Is this really breaking? I would expect users that don't update won't be able to access this feature but otherwise everything will keep working.
Probably same as above.
Doing so every other version would probably be too annoying, but if we give ample warning for people to update we can make it work:
Ideally, only break things once or twice a year. People will generally understand. |
Yes. Importing texts will happen in the background in a job queue, and websockets will be used to update the opened book's chapters when an import has finished. Other than that, chapters' word counts will also be loaded with websockets, because that is the part that slows down opening a book, and importing dictionaries already have websockets for reporting real time progress in the latest version(features/websockets-vuex branch).
This part would not break anything.
These are great ideas I'll try to do it this way. v0.14 will have the first batch of breaking docker-compose.yml changes and probably won't be many after that, but I'll tell people to check for breaking docker-compose changes before every update. Updates will be less frequent, because I have only a limited time to work on linguacafe now with a job, and I'll mostly do it on the weekends. I'll also add this PR's changes again. Other kind of breaking changes are still collected for v1.0. |
Actually, I think you should schedule the breaking changes for v0.15, and announce them as soon as you feel comfortable (you are technically promising a feature, which can backfire). |
I've already announced it on Discord, and it is getting close to being finished. Will probably add it to the top of the readme file as well. I'm also working on this/prioritizing it to learn for my job, so I kind of have to actually finish it. And like I said, the next update will probably take 2~ months at least due to my limited time, or more if needed. But I see your point, it will have to be well tested and work properly. |
The first commit performs a series of very small refactors that I think make sense, such as moving the non configurable settings from the composefile to the image itself, and using a python base image instead of an ubuntu one just to install python on it immediately.

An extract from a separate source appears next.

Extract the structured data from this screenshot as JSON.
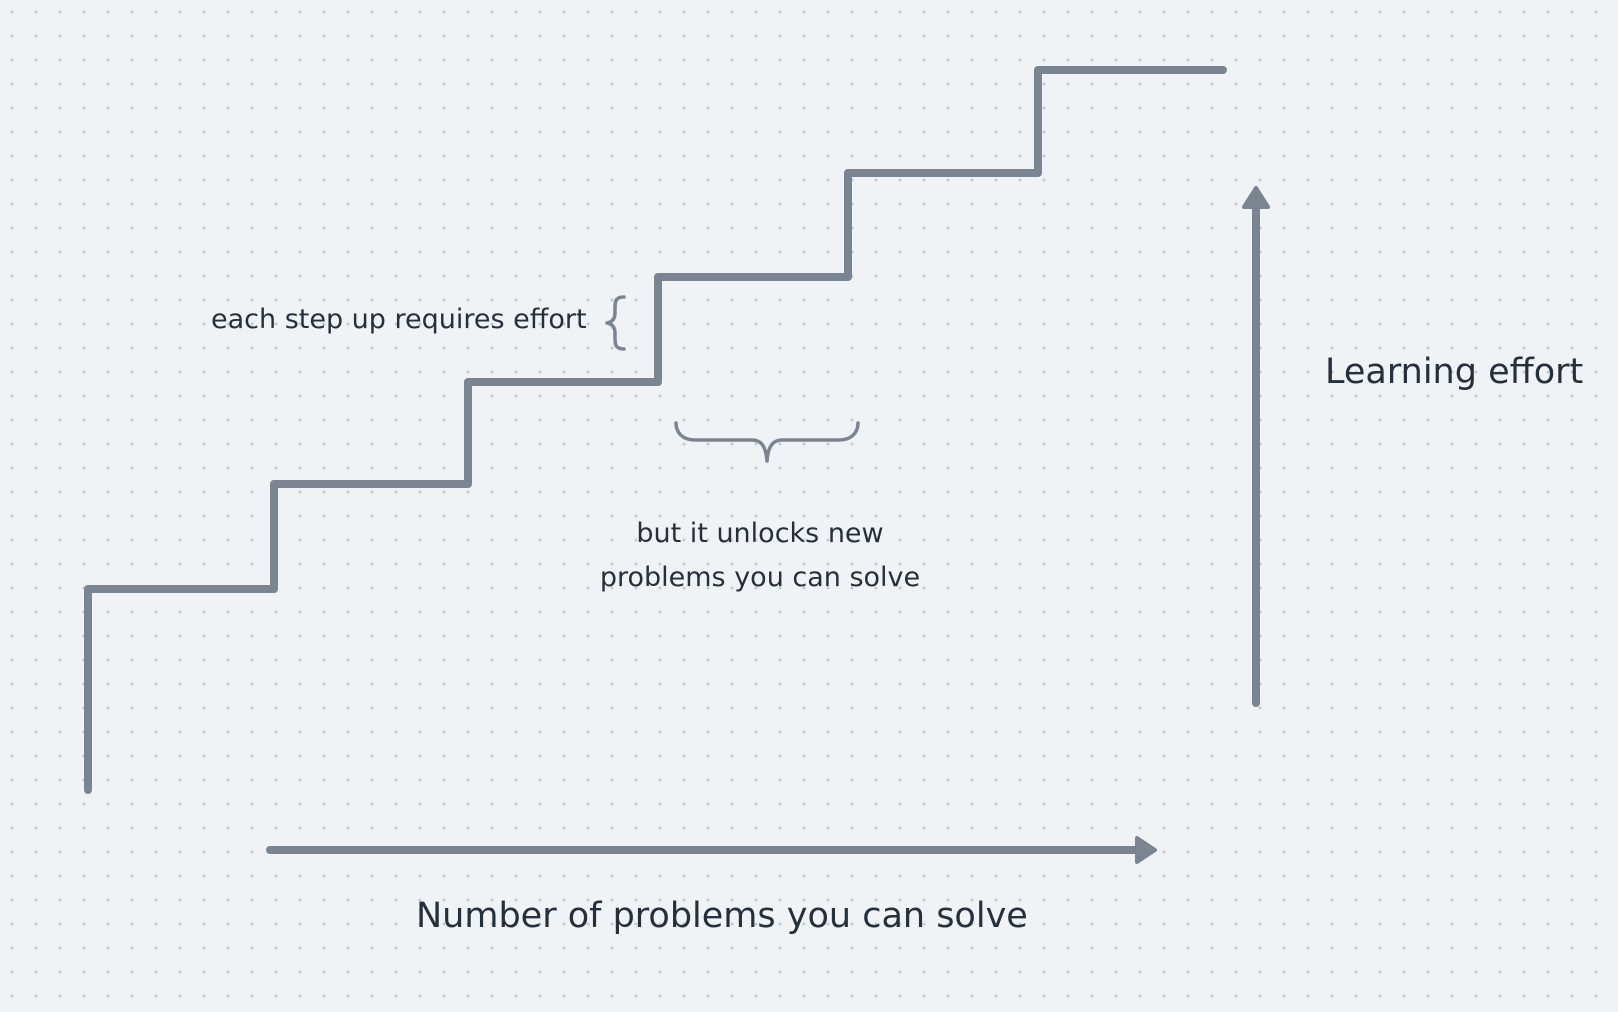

The second commit "fixes" a bug I encountered when testing the import book functionality where
sortedItems
would not be defined, most likely becausesortMethod
was neither of the options checked, which raised an exception when trying to access it later.I made it so that it gets the default behaviour whenever the "spine" option is not selected, and isolated it on its own commit so it can be easily left out if you'd rather address the issue by different means.